Sovereign wealth funds – beyond the hype

In the early years of the 21st Century, the rise of hedge funds and private equity has been nothing short of spectacular.

And in the decade to come, a new class of hyper-rich investor - Sovereign Wealth Funds - will easily surpass them. With assets already estimated at $2.5trn, these state-owned investment funds are emerging as the new and potentially much greater force in global capitalism. Fuelled by record petrodollars and other export receipts, a forecast earlier this year by Morgan Stanley estimated that they would reach a staggering $12trn by 2015 – almost the same size as the US Economy today. So what kind of world can financiers look forward to?

Actually it won’t be that different. Unlike Hedge Funds or Private Equity, SWFs are risk-averse and above all, discreet. They have no yen to be drivers of volatility or being blames as the guilty party in any industrial dispute. And not everyone believes they will continue to grow at their current rate. A recent report by London-based Lombard Street Research claimed that for China, the massive current account surpluses could not last because the Renminbi was bound to rise in value against the dollar, raising manufacturing goods prices or failing that, there would be a protectionist backlash by the West.
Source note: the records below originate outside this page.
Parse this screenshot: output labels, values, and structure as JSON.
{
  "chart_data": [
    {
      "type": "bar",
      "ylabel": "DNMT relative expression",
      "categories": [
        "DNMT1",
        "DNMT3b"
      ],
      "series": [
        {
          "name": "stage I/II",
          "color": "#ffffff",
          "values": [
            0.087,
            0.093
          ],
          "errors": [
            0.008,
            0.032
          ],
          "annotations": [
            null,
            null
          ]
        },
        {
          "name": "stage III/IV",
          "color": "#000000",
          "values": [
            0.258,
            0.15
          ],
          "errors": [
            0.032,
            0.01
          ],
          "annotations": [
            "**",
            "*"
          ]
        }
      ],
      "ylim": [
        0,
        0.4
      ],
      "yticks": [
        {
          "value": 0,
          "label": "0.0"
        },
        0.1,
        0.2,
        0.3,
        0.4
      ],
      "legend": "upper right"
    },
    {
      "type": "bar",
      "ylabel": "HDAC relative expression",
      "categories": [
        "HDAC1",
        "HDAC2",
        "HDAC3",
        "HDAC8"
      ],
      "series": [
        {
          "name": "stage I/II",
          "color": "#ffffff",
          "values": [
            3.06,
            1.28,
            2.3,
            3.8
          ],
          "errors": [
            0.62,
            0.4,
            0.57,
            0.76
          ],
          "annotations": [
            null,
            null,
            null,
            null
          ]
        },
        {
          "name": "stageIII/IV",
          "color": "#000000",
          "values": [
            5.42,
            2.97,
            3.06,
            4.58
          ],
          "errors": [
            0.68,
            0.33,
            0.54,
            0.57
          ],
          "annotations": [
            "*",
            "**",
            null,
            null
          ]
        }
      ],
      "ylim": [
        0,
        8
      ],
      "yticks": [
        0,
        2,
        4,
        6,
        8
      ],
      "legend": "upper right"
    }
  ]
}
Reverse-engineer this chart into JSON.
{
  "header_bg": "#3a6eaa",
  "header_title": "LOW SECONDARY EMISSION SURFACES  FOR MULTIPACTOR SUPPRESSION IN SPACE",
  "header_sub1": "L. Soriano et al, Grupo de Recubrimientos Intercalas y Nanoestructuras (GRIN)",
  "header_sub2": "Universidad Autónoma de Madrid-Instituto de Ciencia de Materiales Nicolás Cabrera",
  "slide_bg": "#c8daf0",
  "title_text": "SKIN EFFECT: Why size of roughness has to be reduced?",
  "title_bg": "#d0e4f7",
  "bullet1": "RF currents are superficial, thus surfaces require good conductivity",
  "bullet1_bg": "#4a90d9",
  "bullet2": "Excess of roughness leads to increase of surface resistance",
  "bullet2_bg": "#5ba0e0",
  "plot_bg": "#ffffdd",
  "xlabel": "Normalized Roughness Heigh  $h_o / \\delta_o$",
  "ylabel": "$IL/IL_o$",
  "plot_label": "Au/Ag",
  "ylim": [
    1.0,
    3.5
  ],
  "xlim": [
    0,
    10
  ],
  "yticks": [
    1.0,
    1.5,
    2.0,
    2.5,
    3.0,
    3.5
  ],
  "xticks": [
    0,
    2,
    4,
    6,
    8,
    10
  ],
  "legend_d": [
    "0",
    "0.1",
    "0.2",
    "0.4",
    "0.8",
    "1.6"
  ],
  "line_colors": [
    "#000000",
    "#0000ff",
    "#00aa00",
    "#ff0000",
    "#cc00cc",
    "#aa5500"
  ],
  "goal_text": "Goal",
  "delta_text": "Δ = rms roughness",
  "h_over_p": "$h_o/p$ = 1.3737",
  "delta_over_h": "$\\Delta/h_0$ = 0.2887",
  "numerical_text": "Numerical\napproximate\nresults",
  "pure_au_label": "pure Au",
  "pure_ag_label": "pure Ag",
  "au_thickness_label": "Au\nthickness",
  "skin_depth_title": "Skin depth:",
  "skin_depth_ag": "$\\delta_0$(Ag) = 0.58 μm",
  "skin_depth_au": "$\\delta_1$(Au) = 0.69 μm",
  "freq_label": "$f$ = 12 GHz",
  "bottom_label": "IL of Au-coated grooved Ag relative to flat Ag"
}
The critical change though will be the way in which nations and their regulators start to look at this emerging breed of foreign investor. Hard questions will increasingly be asked about whether SWFs make investments purely to make a return, or whether they are making national strategic investment decisions to further their geopolitical interests?

Nowhere will this be more sensitive than in the fields of dwindling energy resources and its related infrastructure, sensitive defence technology and US government securities.

The last point is perhaps the most worrying. The world is going through a seismic financial rebalancing (or so Dan Lewis thinks, see the Final Bell on page 208). As the developing world continues to catch up, they are desperately trying to diversify out of their devaluing US Dollar holdings. Arguably, OPEC and Asia have funded the US current account deficit and kept the debt-ridden American economy afloat. Provided these greenbacks are unwound slowly, the world economy will still prosper.

The nightmare is that quitting the dollar becomes a stampede.